Además, el volumen de carne porcina y aviar también se disparó. En el caso del cerdo, las importaciones treparon un 425%, pasando de 3.603 toneladas en el primer cuatrimestre de 2024 a 18.945 toneladas en el mismo período de 2025. En cuanto a la carne de pollo, el salto fue del 341%, con 28.000 toneladas importadas entre enero y abril de este año.
En lo que va de 2025, el ingreso mensual promedio de carne vacuna importada supera las 1.200 toneladas, con una tendencia en alza, según datos del Instituto para el Desarrollo Agroindustrial Argentino (IDAA).

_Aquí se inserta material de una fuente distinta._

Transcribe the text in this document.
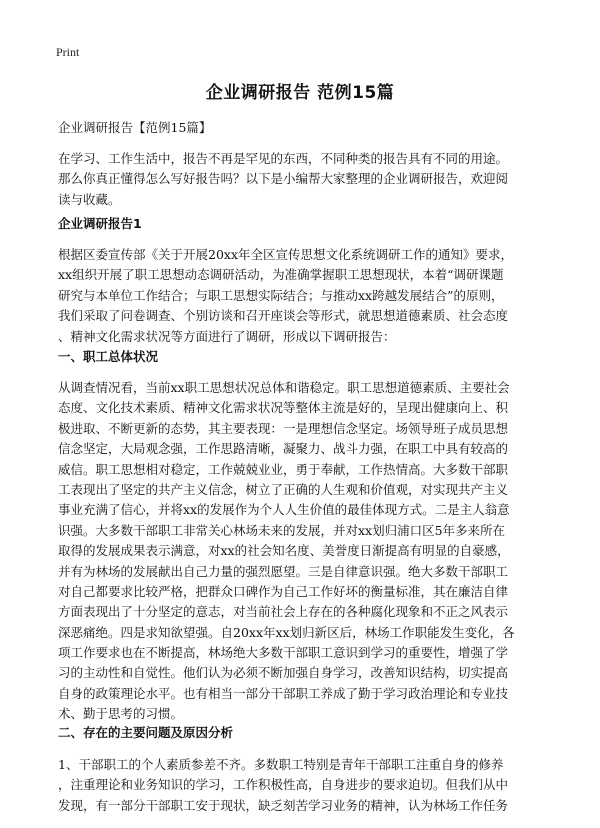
Print
企业调研报告 范例15篇
企业调研报告【范例15篇】
在学习、工作生活中，报告不再是罕见的东西，不同种类的报告具有不同的用途。
那么你真正懂得怎么写好报告吗？以下是小编帮大家整理的企业调研报告，欢迎阅
读与收藏。
企业调研报告1
根据区委宣传部《关于开展20xx年全区宣传思想文化系统调研工作的通知》要求，
xx组织开展了职工思想动态调研活动，为准确掌握职工思想现状，本着“调研课题
研究与本单位工作结合；与职工思想实际结合；与推动xx跨越发展结合”的原则，
我们采取了问卷调查、个别访谈和召开座谈会等形式，就思想道德素质、社会态度
、精神文化需求状况等方面进行了调研，形成以下调研报告：
一、职工总体状况
从调查情况看，当前xx职工思想状况总体和谐稳定。职工思想道德素质、主要社会
态度、文化技术素质、精神文化需求状况等整体主流是好的，呈现出健康向上、积
极进取、不断更新的态势，其主要表现：一是理想信念坚定。场领导班子成员思想
信念坚定，大局观念强，工作思路清晰，凝聚力、战斗力强，在职工中具有较高的
威信。职工思想相对稳定，工作兢兢业业，勇于奉献，工作热情高。大多数干部职
工表现出了坚定的共产主义信念，树立了正确的人生观和价值观，对实现共产主义
事业充满了信心，并将xx的发展作为个人人生价值的最佳体现方式。二是主人翁意
识强。大多数干部职工非常关心林场未来的发展，并对xx划归浦口区5年多来所在
取得的发展成果表示满意，对xx的社会知名度、美誉度日渐提高有明显的自豪感，
并有为林场的发展献出自己力量的强烈愿望。三是自律意识强。绝大多数干部职工
对自己都要求比较严格，把群众口碑作为自己工作好坏的衡量标准，其在廉洁自律
方面表现出了十分坚定的意志，对当前社会上存在的各种腐化现象和不正之风表示
深恶痛绝。四是求知欲望强。自20xx年xx划归新区后，林场工作职能发生变化，各
项工作要求也在不断提高，林场绝大多数干部职工意识到学习的重要性，增强了学
习的主动性和自觉性。他们认为必须不断加强自身学习，改善知识结构，切实提高
自身的政策理论水平。也有相当一部分干部职工养成了勤于学习政治理论和专业技
术、勤于思考的习惯。
二、存在的主要问题及原因分析
1、干部职工的个人素质参差不齐。多数职工特别是青年干部职工注重自身的修养
，注重理论和业务知识的学习，工作积极性高，自身进步的要求迫切。但我们从中
发现，有一部分干部职工安于现状，缺乏刻苦学习业务的精神，认为林场工作任务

A pesar de estas cifras, los precios al consumidor no reflejan una caída significativa. Los cortes más consumidos de carne vacuna se mantienen altos en carnicerías, y solo se han registrado ofertas puntuales en grandes supermercados, sin impacto duradero en los valores de mercado.

La estrategia del Gobierno nacional busca controlar la inflación mediante mayor competencia externa. No obstante, los analistas advierten que el efecto es limitado si la carne importada no llega directamente a los canales de venta minorista tradicionales.
Por otro lado, la carne no es el único alimento con saltos en las importaciones: las compras de zanahorias crecieron un 2.182%, y las de tomates subieron un 870%, con Brasil como principal proveedor en ambos casos.
El fenómeno pone en evidencia una transformación del mercado interno, impulsada por la política cambiaria y la caída del consumo local. Mientras tanto, los precios de los alimentos siguen sin ceder significativamente, lo que plantea dudas sobre la efectividad del modelo actual en términos de alivio al bolsillo del consumidor.